Am Samstag, 23. Mai trafen ein paar Li-Reler gestaffelt beim Weyhölzli in Merenschwand ein. Einige als Postenhelfer, die anderen als berittene Patrouillie.

 

Luzia und ich durften zusammen um 8:18 Uhr mit Freysting und Mimir am Start stehen. Wir folgten der markierten Strecke durch schattigen Wald, die sonnige Reuss-Ebene, Wiesen, Felder und neben Kanälen. Unterwegs gab es verschiedene Aufgaben zu erfüllen, alle unter dem Motto «Zeitreise».

 

Es ging los in der Steinzeit mit einer Jagd. Luzia und ich wären mangels Treffern damals verhungert! Wir machten uns grössere Hoffnungen auf die Wikingerzeit, da unser «Nordlichter» -Team mit den Wikingerpferden beste Voraussetzungen mitbrachte. Aber wir Reiterinnen, als nicht ganz echte Walküren, schwächelten etwas…. Weiter ging die Reise durch das antike Rom, dann über das weite Meer mit Montagsmaler aux Corsair, es mussten Begriffe aus dem Piratenleben gezeichnet bzw. erraten werden. Die Piraten brachten uns in den Wilden Westen zu einem Goldschatz, der aufgegabelt und transportiert werden musste. Natürlich wurden wir unterwegs auch verpflegt mit Sandwich, Getränk und Schokolade. Die Pferde wurden mit Rüebli und Wasser versorgt. So verging die Zeit schnell, wir kamen ins 20te Jahrhundert, wo ich (wen wunderts…) kläglich versagte in Bezug auf Mode, Musiker und Trends. Zum Glück war Luzia da mehr up to date!

 

Am letzten Posten begrüssten uns bekannte Gesichter. Mario, Roland, Annja und Steffi standen bereit und begrüssten uns in der Zukunft, auf einer intergalaktischen Geheimmission, auf der wir ein futuristisches Energiefeld deaktivieren mussten. Eine coole Aufgabe mit an Stricken hängendem heissem Reifen, der die intergalaktische Alarmanlage nicht berühren durfte, ansonsten würden Ufos durchs All spicken und Alarmglocken läuten… Mein liebes Mimir-Tier wollte das natürlich genau wissen und aktivierte mit seinem Hinterteil die gesamte Ufo-Reihe (oder Uff-ohh!-Reihe?). Von den fliegenden Geschossen und dem Glockengebimmel zeigte er sich jedoch gänzlich unbeeindruckt.

 

Nach dieser Glanzleistung hatten Freysting und Mimir sich ihre Mittagspause mehr als verdient, waren wir doch 3½ Stunden unterwegs gewesen bei zunehmender Wärme. Beide durften direkt in ihre Taxis steigen und wurden nach Hause gebracht und versorgt.

 

Am Nachmittag setzte ich mich noch intensiv mit der intergalaktischen Geheimmission am letzten Posten beim Schützenhaus Merenschwand auseinander. Der Li-Re betreute diesen Posten nämlich auch am Nachmittag. Manuela, Arlette und ich unterstützten Reiterpaar um Reiterpaar in der Reise durchs Weltall und die Zukunft und brachten alle am Ende wieder heil in die Gegenwart zurück.

 

Am Abend bei der Rangverkündigung konnten wir uns mit leckerer Verpflegung von Grill und zum Glück funktionierender Friteuse sowie feinen Kuchen stärken.

 

Li-Re-Mitglieder, die mitgeritten sind, platzierten sich auf folgenden Rängen:

 

Rang   9                                            Anja Samer (mit Kollegin nicht im Li-Re)

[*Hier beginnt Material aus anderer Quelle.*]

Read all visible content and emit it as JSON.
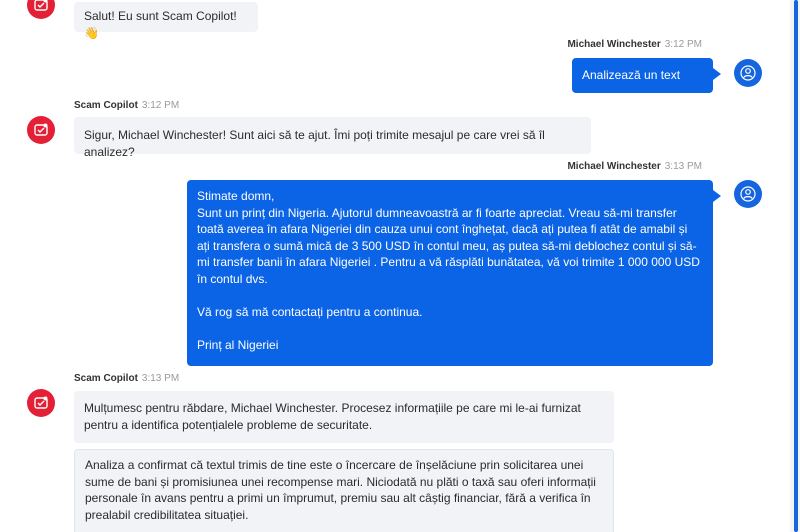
{
  "messages": {
    "m1": {
      "text": "Salut! Eu sunt Scam Copilot! 👋"
    },
    "m2": {
      "name": "Michael Winchester",
      "time": "3:12 PM",
      "text": "Analizează un text"
    },
    "m3": {
      "name": "Scam Copilot",
      "time": "3:12 PM",
      "text": "Sigur, Michael Winchester! Sunt aici să te ajut. Îmi poți trimite mesajul pe care vrei să îl analizez?"
    },
    "m4": {
      "name": "Michael Winchester",
      "time": "3:13 PM",
      "line1": "Stimate domn,",
      "line2": "Sunt un prinț din Nigeria. Ajutorul dumneavoastră ar fi foarte apreciat. Vreau să-mi transfer toată averea în afara Nigeriei din cauza unui cont înghețat, dacă ați putea fi atât de amabil și ați transfera o sumă mică de 3 500 USD în contul meu, aș putea să-mi deblochez contul și să-mi transfer banii în afara Nigeriei . Pentru a vă răsplăti bunătatea, vă voi trimite 1 000 000 USD în contul dvs.",
      "line3": "Vă rog să mă contactați pentru a continua.",
      "line4": "Prinț al Nigeriei"
    },
    "m5": {
      "name": "Scam Copilot",
      "time": "3:13 PM",
      "text": "Mulțumesc pentru răbdare, Michael Winchester. Procesez informațiile pe care mi le-ai furnizat pentru a identifica potențialele probleme de securitate.",
      "analysis": "Analiza a confirmat că textul trimis de tine este o încercare de înșelăciune prin solicitarea unei sume de bani și promisiunea unei recompense mari. Niciodată nu plăti o taxă sau oferi informații personale în avans pentru a primi un împrumut, premiu sau alt câștig financiar, fără a verifica în prealabil credibilitatea situației."
    }
  },
  "colors": {
    "bot_avatar": "#e32036",
    "user_bubble": "#0b63e5",
    "user_avatar": "#1565e0",
    "bot_bubble": "#f1f3f7"
  },
  "icons": {
    "bot": "scam-copilot-shield-icon",
    "user": "user-icon"
  }
}
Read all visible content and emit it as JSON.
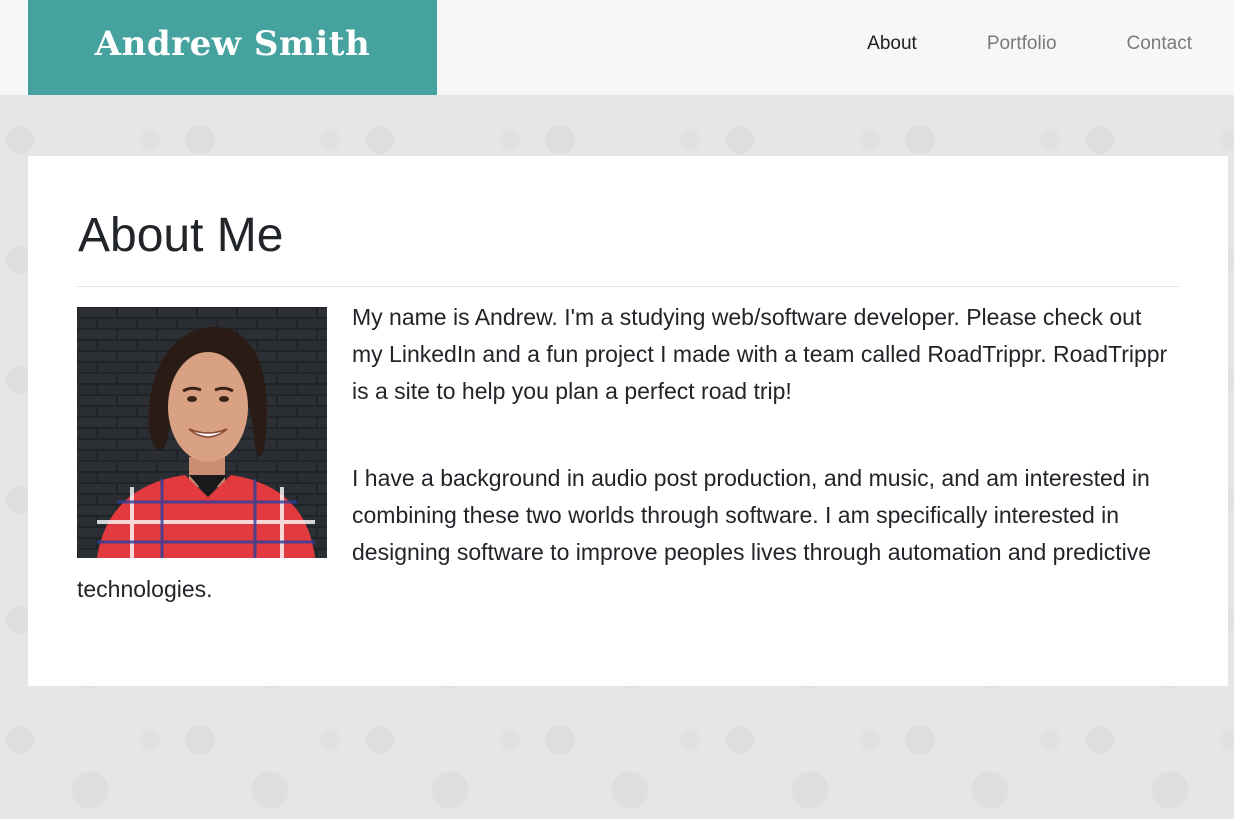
{
  "header": {
    "brand": "Andrew Smith",
    "nav": [
      {
        "label": "About",
        "active": true
      },
      {
        "label": "Portfolio",
        "active": false
      },
      {
        "label": "Contact",
        "active": false
      }
    ]
  },
  "about": {
    "title": "About Me",
    "paragraphs": [
      "My name is Andrew. I'm a studying web/software developer. Please check out my LinkedIn and a fun project I made with a team called RoadTrippr. RoadTrippr is a site to help you plan a perfect road trip!",
      "I have a background in audio post production, and music, and am interested in combining these two worlds through software. I am specifically interested in designing software to improve peoples lives through automation and predictive technologies."
    ]
  },
  "colors": {
    "brand_bg": "#45a29e",
    "nav_bg": "#f6f7f9",
    "page_bg": "#e6e6e6"
  }
}
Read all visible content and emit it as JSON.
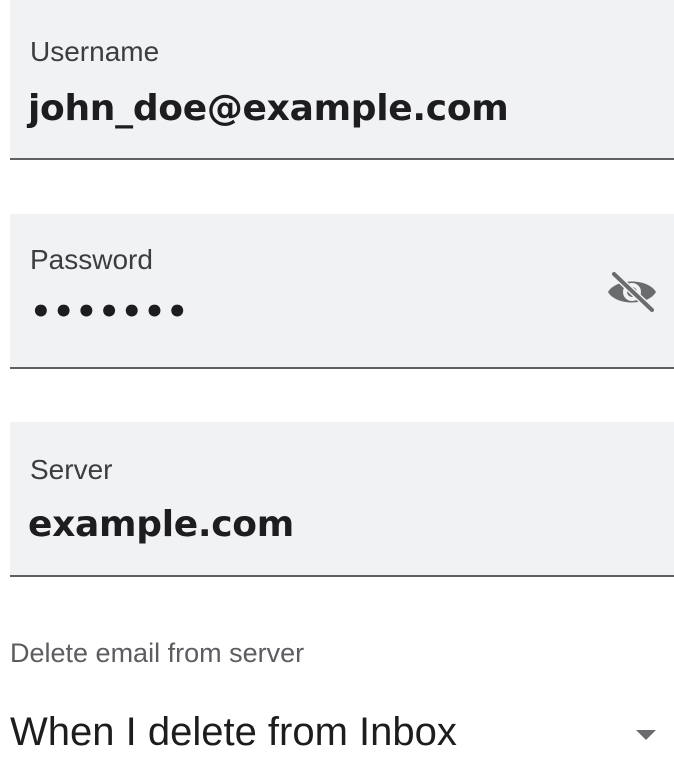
{
  "username": {
    "label": "Username",
    "value": "john_doe@example.com"
  },
  "password": {
    "label": "Password",
    "masked_value": "•••••••",
    "toggle_icon": "eye-off-icon"
  },
  "server": {
    "label": "Server",
    "value": "example.com"
  },
  "delete_policy": {
    "label": "Delete email from server",
    "selected": "When I delete from Inbox",
    "arrow_icon": "dropdown-arrow-icon"
  },
  "colors": {
    "field_background": "#f1f2f4",
    "underline": "#5f6063",
    "text": "#1d1d1f",
    "label_text": "#3c3d40",
    "icon": "#6a6b6e"
  }
}
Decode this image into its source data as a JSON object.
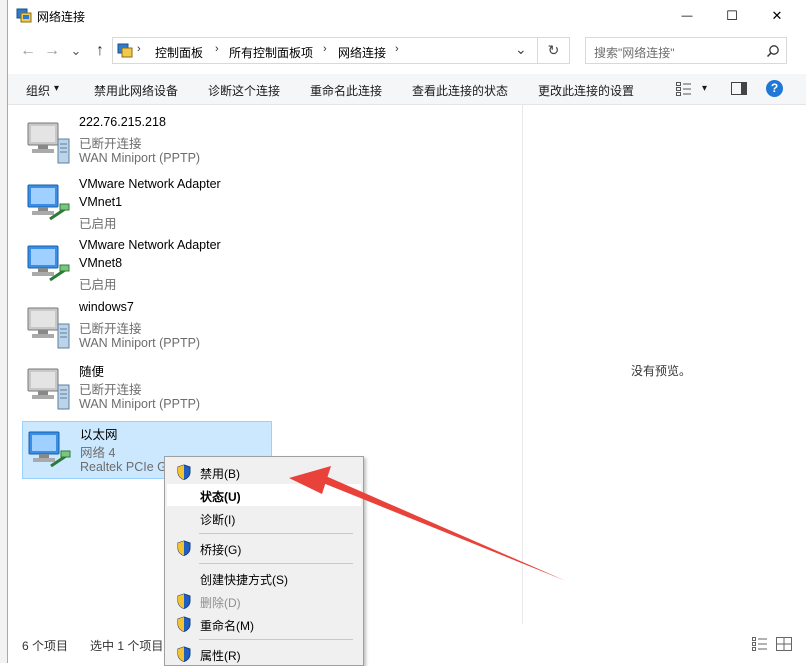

Rang 39                                            Luzia Zimmermann & Regula Gloor

Rang 44                                            Leona Streich (mit Kollegin nicht im Li-Re)

 

Mir hat dieser ganze Tag Spass gemacht. Ich habe auch nur fröhliche Gesichter gesehen, bei Reitern sowie Helfern. Gerne zu wiederholen! Vielleicht findet ja bei einem nächsten Mal noch das eine oder andere Li-Re-Mitglied mehr als Postenhelfer den Weg nach Merenschwand!